I’m working on capturing network traffic from my automated tests using BrowserMobProxy. Everything works perfectly with regular Chrome browser but I’m having issues with headless mode.
The headless version only shows blank pages and returns empty HTML like <html><head></head><body></body></html>. I tried adding wait times but nothing helps.
I’m using browsermob-proxy 2.1.5 and ChromeDriver 92.0.4515.159 on Linux. The proxy starts with:
System.setProperty("bmp.allowNativeDnsFallback", "true");
BrowserMobProxy proxyInstance = new BrowserMobProxyServer();
proxyInstance.setTrustAllServers(Boolean.TRUE);
Any ideas what might be causing this issue with headless mode?
Had this exact problem last year - wasted way too much time on it. Headless Chrome bypasses proxy configs that work fine in regular mode, especially SSL stuff. What fixed it: add --disable-web-security to your headless Chrome options. Also, set the proxy through Chrome arguments only - don’t mix WebDriver proxy capabilities with Chrome arguments. Pick one. Ditch the DesiredCapabilities proxy setting completely and handle everything through Chrome arguments. Your --proxy-server looks right, but add --disable-web-security and --disable-features=VizDisplayCompositor. One more thing - you’re using different user agents between setups. Keep the same user agent string. Sites sometimes serve different content based on user agent, which could explain those blank pages. SSL certificate issues in headless mode cause silent failures all the time. Those extra security flags should help Chrome accept the proxy’s certificates properly.
Been there, done that. Ditched this complex proxy setup months ago for exactly this reason.
You’re hitting a super common issue - headless Chrome handles proxy settings differently than regular mode. SSL certificate validation gets wonky and proxy tunneling breaks silently.
I wasted hours debugging similar setups until I found a cleaner approach. Instead of wrestling with BrowserMobProxy and headless Chrome, I moved all network monitoring into a proper automation workflow.
Now I set up monitoring scenarios that capture network data without any proxy config. The workflow handles browser automation, captures network requests, processes data, and stores results in one flow.
No proxy server management, no SSL certificate headaches, no headless vs regular mode differences. Just clean automation that works consistently.
The debugging time savings alone make this worth it. Plus you get better reporting and easy integration with other testing tools.
Ugh, this bug again… Add --disable-gpu and --disable-dev-shm-usage to your headless args. Chrome has memory issues on Linux that cause blank pages. Your BrowserMob version is ancient too - 2.1.5 breaks with newer Chrome versions. Upgrade to the latest BrowserMob or switch to LittleProxy. Works way better with headless mode.
This exact combo of BrowserMobProxy + headless Chrome has burned me too. Headless mode is way stricter about certificate validation through proxies than regular Chrome.
You’re missing proper certificate handling. Add --ignore-ssl-errors=yes and --ignore-ssl-errors-list to your Chrome arguments. Also, ditch the mixed proxy config - you’re setting proxy through both WebDriver capabilities AND Chrome arguments, which creates conflicts.
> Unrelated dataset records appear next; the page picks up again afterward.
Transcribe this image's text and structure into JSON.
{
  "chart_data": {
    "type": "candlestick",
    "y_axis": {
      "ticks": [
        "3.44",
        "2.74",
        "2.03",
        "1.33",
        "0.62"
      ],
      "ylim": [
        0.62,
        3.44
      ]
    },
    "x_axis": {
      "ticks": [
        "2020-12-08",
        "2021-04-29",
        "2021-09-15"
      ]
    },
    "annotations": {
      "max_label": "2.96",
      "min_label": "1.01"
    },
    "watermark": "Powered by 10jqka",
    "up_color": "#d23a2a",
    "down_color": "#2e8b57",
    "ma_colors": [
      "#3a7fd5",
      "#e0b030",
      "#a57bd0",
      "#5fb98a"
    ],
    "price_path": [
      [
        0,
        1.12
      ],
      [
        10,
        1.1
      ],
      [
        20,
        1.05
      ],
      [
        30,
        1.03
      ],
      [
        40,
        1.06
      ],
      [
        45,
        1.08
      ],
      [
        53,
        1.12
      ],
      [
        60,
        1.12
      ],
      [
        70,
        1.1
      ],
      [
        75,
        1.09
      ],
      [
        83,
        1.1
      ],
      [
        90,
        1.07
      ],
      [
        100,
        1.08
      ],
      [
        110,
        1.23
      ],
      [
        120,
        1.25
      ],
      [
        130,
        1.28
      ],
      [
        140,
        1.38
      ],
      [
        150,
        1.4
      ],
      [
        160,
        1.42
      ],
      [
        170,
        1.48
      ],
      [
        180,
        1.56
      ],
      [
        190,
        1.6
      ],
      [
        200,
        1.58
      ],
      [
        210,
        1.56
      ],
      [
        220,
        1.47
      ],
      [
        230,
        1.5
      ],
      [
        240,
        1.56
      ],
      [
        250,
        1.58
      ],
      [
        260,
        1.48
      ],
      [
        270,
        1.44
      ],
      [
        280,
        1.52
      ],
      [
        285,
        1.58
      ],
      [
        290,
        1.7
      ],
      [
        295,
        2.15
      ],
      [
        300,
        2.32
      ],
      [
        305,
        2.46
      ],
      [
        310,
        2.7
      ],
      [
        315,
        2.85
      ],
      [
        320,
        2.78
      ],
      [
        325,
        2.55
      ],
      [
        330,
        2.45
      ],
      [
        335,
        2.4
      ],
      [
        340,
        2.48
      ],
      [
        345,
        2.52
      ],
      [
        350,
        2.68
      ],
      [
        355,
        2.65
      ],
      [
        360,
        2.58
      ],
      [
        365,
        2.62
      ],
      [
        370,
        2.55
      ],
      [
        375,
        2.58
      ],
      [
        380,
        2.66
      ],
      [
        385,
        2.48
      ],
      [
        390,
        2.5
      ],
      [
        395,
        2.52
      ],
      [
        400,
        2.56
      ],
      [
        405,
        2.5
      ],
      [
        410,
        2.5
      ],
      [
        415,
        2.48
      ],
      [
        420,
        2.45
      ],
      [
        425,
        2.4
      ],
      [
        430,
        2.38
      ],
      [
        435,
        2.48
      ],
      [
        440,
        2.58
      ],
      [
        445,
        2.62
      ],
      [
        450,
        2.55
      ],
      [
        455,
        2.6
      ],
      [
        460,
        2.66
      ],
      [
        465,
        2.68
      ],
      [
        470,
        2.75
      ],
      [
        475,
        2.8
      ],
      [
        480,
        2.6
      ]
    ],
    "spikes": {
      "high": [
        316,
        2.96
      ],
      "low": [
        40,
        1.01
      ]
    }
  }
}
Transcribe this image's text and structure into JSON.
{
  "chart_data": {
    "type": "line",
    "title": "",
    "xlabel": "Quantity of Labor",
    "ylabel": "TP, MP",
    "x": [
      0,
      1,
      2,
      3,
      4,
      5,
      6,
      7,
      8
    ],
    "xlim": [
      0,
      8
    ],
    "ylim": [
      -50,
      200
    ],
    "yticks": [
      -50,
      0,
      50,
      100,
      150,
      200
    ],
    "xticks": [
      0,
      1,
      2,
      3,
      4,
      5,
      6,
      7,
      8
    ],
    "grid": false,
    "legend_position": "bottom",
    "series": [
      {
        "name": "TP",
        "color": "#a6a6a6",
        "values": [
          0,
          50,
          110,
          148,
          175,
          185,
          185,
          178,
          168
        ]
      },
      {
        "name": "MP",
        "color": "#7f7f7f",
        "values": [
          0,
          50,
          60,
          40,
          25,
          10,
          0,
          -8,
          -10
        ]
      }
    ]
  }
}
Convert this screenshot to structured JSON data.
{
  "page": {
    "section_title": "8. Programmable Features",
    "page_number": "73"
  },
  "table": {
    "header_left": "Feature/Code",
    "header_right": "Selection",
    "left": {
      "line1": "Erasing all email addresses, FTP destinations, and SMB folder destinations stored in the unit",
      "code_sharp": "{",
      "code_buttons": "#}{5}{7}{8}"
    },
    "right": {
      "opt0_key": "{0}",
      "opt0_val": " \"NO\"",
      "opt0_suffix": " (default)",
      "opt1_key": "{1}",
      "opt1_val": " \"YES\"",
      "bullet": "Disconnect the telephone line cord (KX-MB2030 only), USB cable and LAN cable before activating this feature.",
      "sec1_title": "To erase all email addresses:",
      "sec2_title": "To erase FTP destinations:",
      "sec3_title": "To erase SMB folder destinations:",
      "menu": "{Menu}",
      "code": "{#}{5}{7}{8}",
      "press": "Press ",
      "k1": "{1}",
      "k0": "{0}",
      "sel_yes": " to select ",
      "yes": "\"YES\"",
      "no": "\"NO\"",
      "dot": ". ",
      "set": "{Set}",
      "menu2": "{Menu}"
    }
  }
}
Here’s what worked for me: remove ALL proxy settings from DesiredCapabilities and handle everything through Chrome arguments only. Keep your --proxy-server argument but add --ignore-certificate-errors-spki-list and --ignore-certificate-errors-whitelist.
For BrowserMobProxy, start it with different trust settings for headless mode. Set proxyInstance.setMitmDisabled(false) and make sure the CA certificate is configured properly.
That blank HTML? It’s SSL handshake failures, not actual page loading issues. Your proxy is rejecting connections because of certificate validation problems that headless mode doesn’t report clearly.